Bowrna avatar Apr 05 '24 08:04 Bowrna

@Bowrna @HTRafal @tanvn - Does this proposed change look like it will address your comments? If you all confirm, I'll approve and we can get it merged. The code looks fin to me, just want to confirm that it will fix what you are seeing.

@htpawel - Can you think of some kind of unit test on (Stats.timer, satsd_logger.timer and/or otel_logger.timer) that asserts the expected output format? Maybe create a timer, sleep(1), and assert the duration is how we want it to look? I know this was a really small thing and it really dragged out, sorry about that.

Yes, this PR changes the duration to a timedelta, which is correct.

tanvn avatar Apr 05 '24 13:04 tanvn

Cool. @htpawel - If you can add that quick unit test, I'll approve and merge this.

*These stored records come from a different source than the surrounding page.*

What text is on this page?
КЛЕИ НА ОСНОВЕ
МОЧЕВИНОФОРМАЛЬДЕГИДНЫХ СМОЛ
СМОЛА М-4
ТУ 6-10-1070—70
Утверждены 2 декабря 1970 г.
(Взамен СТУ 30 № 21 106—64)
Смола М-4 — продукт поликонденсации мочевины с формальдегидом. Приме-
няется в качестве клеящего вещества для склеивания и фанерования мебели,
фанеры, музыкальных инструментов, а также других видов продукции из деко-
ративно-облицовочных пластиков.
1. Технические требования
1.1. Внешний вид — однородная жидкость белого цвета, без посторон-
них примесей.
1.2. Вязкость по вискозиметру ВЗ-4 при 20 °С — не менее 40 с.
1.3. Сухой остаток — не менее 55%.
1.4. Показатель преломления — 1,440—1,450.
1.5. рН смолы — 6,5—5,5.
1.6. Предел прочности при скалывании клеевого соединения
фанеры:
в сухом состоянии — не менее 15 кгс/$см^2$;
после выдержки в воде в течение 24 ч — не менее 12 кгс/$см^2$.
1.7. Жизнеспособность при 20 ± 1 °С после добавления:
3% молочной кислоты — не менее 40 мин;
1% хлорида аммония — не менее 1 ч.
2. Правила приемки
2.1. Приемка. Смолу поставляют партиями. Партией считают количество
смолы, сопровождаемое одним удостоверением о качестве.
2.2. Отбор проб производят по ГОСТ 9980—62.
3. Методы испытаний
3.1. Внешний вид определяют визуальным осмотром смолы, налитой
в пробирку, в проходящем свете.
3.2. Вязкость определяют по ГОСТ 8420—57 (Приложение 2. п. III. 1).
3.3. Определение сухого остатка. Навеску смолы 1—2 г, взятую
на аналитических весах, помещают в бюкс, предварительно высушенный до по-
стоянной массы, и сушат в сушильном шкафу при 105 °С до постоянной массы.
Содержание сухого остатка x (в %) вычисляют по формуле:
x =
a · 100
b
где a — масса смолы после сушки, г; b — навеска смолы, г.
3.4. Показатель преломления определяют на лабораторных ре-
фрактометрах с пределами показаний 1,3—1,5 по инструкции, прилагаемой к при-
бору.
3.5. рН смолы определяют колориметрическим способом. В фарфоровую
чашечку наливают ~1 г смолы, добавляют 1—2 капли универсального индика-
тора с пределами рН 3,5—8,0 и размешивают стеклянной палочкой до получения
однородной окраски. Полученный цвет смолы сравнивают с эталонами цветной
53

ferruzzi avatar Apr 05 '24 16:04 ferruzzi

@ferruzzi @o-nikolas What test did you have in mind? I can't think of any to accomplish this:

Other than adding a unittest to ensure this doesn't happen again. I'm happy to approve the change.

Developers should use Stats.timer() context manager as much as they can, but there are scenarios like the one above when Stats.timing() is needed. Then developers should pass either timedelta object or milliseconds, but it is not possible to validate this input, you can't know if given number is milliseconds or seconds. That's why statsd third party module is not able to validate that also - it is in documentation.

htpawel avatar Apr 22 '24 16:04 htpawel

Developers should use Stats.timer() context manager as much as they can, but there are scenarios like the one above when Stats.timing() is needed. Then developers should pass either timedelta object or milliseconds, but it is not possible to validate this input, you can't know if given number is milliseconds or seconds. That's why statsd third party module is not able to validate that also - it is in documentation.

ACK, running the workflow again after the latest merge from main

o-nikolas avatar Apr 30 '24 20:04 o-nikolas

If we are not going to add any unit tests, I think it is acceptable to merge this PR now?

tanvn avatar May 11 '24 01:05 tanvn

What test did you have in mind? I can't think of any to accomplish this

If you are trying to make sure the metric is emitted in seconds and not milliseconds, maybe start a timer, sleep(1), and assert that Stats.timer() was called with a value of 1 and not 1000?

ferruzzi avatar May 14 '24 17:05 ferruzzi

What test did you have in mind? I can't think of any to accomplish this

If you are trying to make sure the metric is emitted in seconds and not milliseconds, maybe start a timer, sleep(1), and assert that Stats.timer() was called with a value of 1 and not 1000?

I've already made sure that metric is emitted in milliseconds (if you use it correctly, so pass milliseconds or delta) but if someone will pass seconds it will emit seconds obviously (with ms suffix..) and there is no test / mechanism to prevents this automatically in any way.. Developers just must know that Statsd expects milliseconds or delta object only, that's convention.

htpawel avatar May 15 '24 07:05 htpawel

Developers just must know that Statsd expects milliseconds or delta object only, that's convention.

That's horrible. So we don't have any way of knowing, catching, or preventing this from happening again? Alright. I'll approve it as-is then.

ferruzzi avatar May 15 '24 21:05 ferruzzi